As a result, there is a terrible irony in Jack Layton’s pronouncement on the subject of gasoline prices. As Lange observed, the best feature of capitalism is that competition forces private firms to act exactly as they would if they were governed directly by the decisions of socialist planners. Historically, however, the way that capitalism simulates socialist planning has been far more successful than any actual socialist system. The primary reason is that “socialist planners” cannot be trusted to make the hard decisions that socialist planners are supposed to make. In part, this is because a true socialist organization of the economy leaves the price system far more open to political interference than the market does. Generally speaking, one of the major reasons for wanting to keep the state out of the economy as much as possible is that politicians can’t resist dabbling around in it, in ways that are extremely detrimental in the aggregate or in the long term. This is why, even in the case of government monopolies, such as the central bank, a strict separation must be imposed between politicians and managers.

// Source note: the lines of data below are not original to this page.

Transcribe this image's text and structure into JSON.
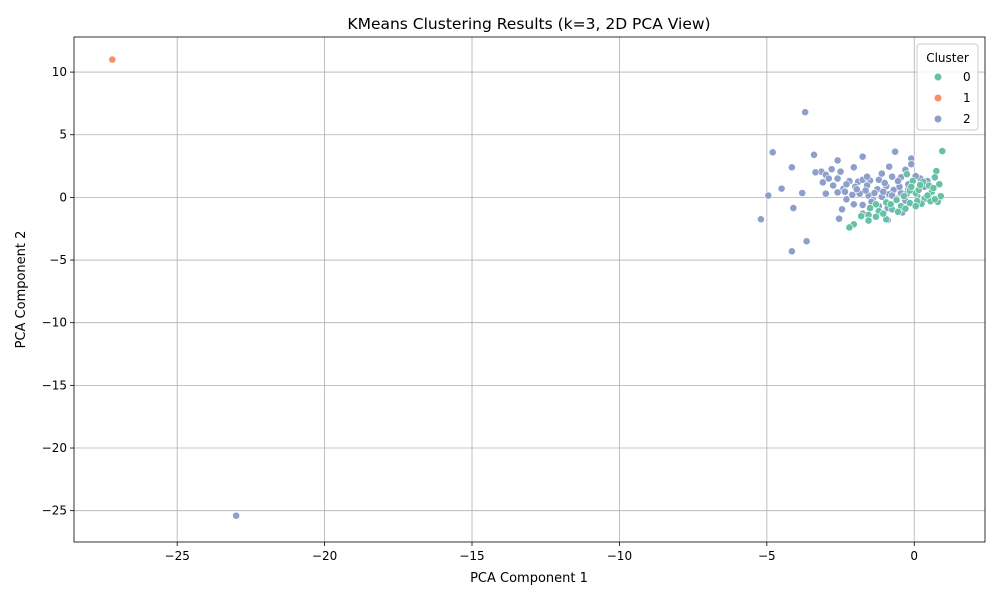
{
  "chart_data": {
    "type": "scatter",
    "title": "KMeans Clustering Results (k=3, 2D PCA View)",
    "xlabel": "PCA Component 1",
    "ylabel": "PCA Component 2",
    "xlim": [
      -28.5,
      2.4
    ],
    "ylim": [
      -27.5,
      12.8
    ],
    "xticks": [
      -25,
      -20,
      -15,
      -10,
      -5,
      0
    ],
    "yticks": [
      10,
      5,
      0,
      -5,
      -10,
      -15,
      -20,
      -25
    ],
    "xtick_labels": [
      "−25",
      "−20",
      "−15",
      "−10",
      "−5",
      "0"
    ],
    "ytick_labels": [
      "10",
      "5",
      "0",
      "−5",
      "−10",
      "−15",
      "−20",
      "−25"
    ],
    "grid": true,
    "legend": {
      "title": "Cluster",
      "placement": "top-right",
      "entries": [
        "0",
        "1",
        "2"
      ]
    },
    "series": [
      {
        "name": "0",
        "color": "#66c2a5",
        "points": [
          [
            0.95,
            3.7
          ],
          [
            0.75,
            2.1
          ],
          [
            0.7,
            1.6
          ],
          [
            0.85,
            1.05
          ],
          [
            0.5,
            0.95
          ],
          [
            0.3,
            1.25
          ],
          [
            -0.05,
            1.3
          ],
          [
            -0.25,
            1.85
          ],
          [
            0.05,
            0.35
          ],
          [
            0.5,
            0.2
          ],
          [
            0.8,
            -0.35
          ],
          [
            -0.15,
            -0.45
          ],
          [
            -0.45,
            -0.7
          ],
          [
            -0.75,
            -0.95
          ],
          [
            -0.95,
            -0.4
          ],
          [
            -1.3,
            -0.55
          ],
          [
            -1.5,
            -0.85
          ],
          [
            -1.2,
            -1.1
          ],
          [
            -1.55,
            -1.4
          ],
          [
            -1.3,
            -1.55
          ],
          [
            -0.95,
            -1.75
          ],
          [
            -1.55,
            -1.85
          ],
          [
            -2.05,
            -2.15
          ],
          [
            -2.2,
            -2.4
          ],
          [
            0.35,
            -0.1
          ],
          [
            0.6,
            0.45
          ],
          [
            0.15,
            0.6
          ],
          [
            -0.35,
            0.1
          ],
          [
            -0.6,
            -0.2
          ],
          [
            0.55,
            -0.3
          ],
          [
            0.9,
            0.1
          ],
          [
            0.7,
            -0.15
          ],
          [
            0.25,
            -0.5
          ],
          [
            -0.3,
            -0.9
          ],
          [
            -0.8,
            -0.55
          ],
          [
            -1.05,
            -1.3
          ],
          [
            0.45,
            0.15
          ],
          [
            0.1,
            -0.3
          ],
          [
            -0.15,
            0.55
          ],
          [
            0.65,
            0.75
          ],
          [
            0.05,
            -0.7
          ],
          [
            -0.55,
            -1.15
          ],
          [
            -1.8,
            -1.5
          ],
          [
            0.2,
            1.0
          ],
          [
            -0.1,
            0.85
          ]
        ]
      },
      {
        "name": "1",
        "color": "#fc8d62",
        "points": [
          [
            -27.2,
            11.0
          ]
        ]
      },
      {
        "name": "2",
        "color": "#8da0cb",
        "points": [
          [
            -23.0,
            -25.4
          ],
          [
            -3.7,
            6.8
          ],
          [
            -4.8,
            3.6
          ],
          [
            -3.4,
            3.4
          ],
          [
            -4.15,
            2.4
          ],
          [
            -2.6,
            2.95
          ],
          [
            -1.75,
            3.25
          ],
          [
            -0.65,
            3.65
          ],
          [
            -0.1,
            3.1
          ],
          [
            -0.1,
            2.65
          ],
          [
            -0.85,
            2.45
          ],
          [
            -2.05,
            2.4
          ],
          [
            -2.8,
            2.25
          ],
          [
            -3.15,
            2.05
          ],
          [
            -3.0,
            1.8
          ],
          [
            -3.1,
            1.2
          ],
          [
            -2.5,
            2.05
          ],
          [
            -2.9,
            1.5
          ],
          [
            -2.6,
            1.5
          ],
          [
            -2.2,
            1.3
          ],
          [
            -1.9,
            1.25
          ],
          [
            -1.75,
            1.4
          ],
          [
            -1.5,
            1.35
          ],
          [
            -1.2,
            1.4
          ],
          [
            -1.1,
            1.9
          ],
          [
            -0.75,
            1.65
          ],
          [
            -0.45,
            1.6
          ],
          [
            -0.3,
            2.2
          ],
          [
            0.2,
            1.5
          ],
          [
            0.45,
            1.3
          ],
          [
            -4.5,
            0.7
          ],
          [
            -3.8,
            0.35
          ],
          [
            -3.0,
            0.3
          ],
          [
            -2.6,
            0.4
          ],
          [
            -2.4,
            0.7
          ],
          [
            -2.0,
            0.85
          ],
          [
            -1.6,
            0.95
          ],
          [
            -1.25,
            0.65
          ],
          [
            -0.95,
            0.9
          ],
          [
            -0.7,
            0.6
          ],
          [
            -0.45,
            0.35
          ],
          [
            -0.2,
            0.65
          ],
          [
            -2.1,
            0.2
          ],
          [
            -1.85,
            0.3
          ],
          [
            -1.55,
            0.15
          ],
          [
            -1.4,
            -0.2
          ],
          [
            -1.1,
            0.05
          ],
          [
            -0.85,
            0.25
          ],
          [
            -0.6,
            -0.1
          ],
          [
            -0.3,
            -0.25
          ],
          [
            -2.3,
            -0.15
          ],
          [
            -2.05,
            -0.55
          ],
          [
            -1.75,
            -0.6
          ],
          [
            -1.45,
            -0.35
          ],
          [
            -1.2,
            -0.7
          ],
          [
            -0.9,
            -0.85
          ],
          [
            -4.95,
            0.15
          ],
          [
            -5.2,
            -1.75
          ],
          [
            -4.1,
            -0.85
          ],
          [
            -3.65,
            -3.5
          ],
          [
            -4.15,
            -4.3
          ],
          [
            -2.45,
            -0.95
          ],
          [
            -2.55,
            -1.7
          ],
          [
            -1.75,
            -1.3
          ],
          [
            -0.9,
            -1.8
          ],
          [
            -0.4,
            -1.2
          ],
          [
            0.0,
            -0.55
          ],
          [
            -2.35,
            0.45
          ],
          [
            -1.95,
            0.65
          ],
          [
            -1.65,
            0.55
          ],
          [
            -1.35,
            0.35
          ],
          [
            -1.05,
            0.45
          ],
          [
            -0.75,
            0.15
          ],
          [
            -0.5,
            0.85
          ],
          [
            -0.2,
            1.05
          ],
          [
            0.05,
            1.7
          ],
          [
            0.35,
            0.85
          ],
          [
            -3.35,
            2.0
          ],
          [
            -2.75,
            0.95
          ],
          [
            -2.3,
            1.05
          ],
          [
            -1.0,
            1.15
          ],
          [
            -0.55,
            1.3
          ],
          [
            -0.25,
            0.3
          ],
          [
            0.1,
            0.1
          ],
          [
            -1.6,
            1.65
          ]
        ]
      }
    ]
  }
}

In other words, the fact that politicians insist upon behaving the way that Layton was behaving in calling for lower gasoline prices is one of the primary arguments for keeping the state out of the economy. Layton was unknowingly exhibiting the behavioral tendency that has served as the primary impediment to the development of a feasible socialist organization of the economy. To put the same point more polemically: It’s because of people like him that socialism doesn’t work.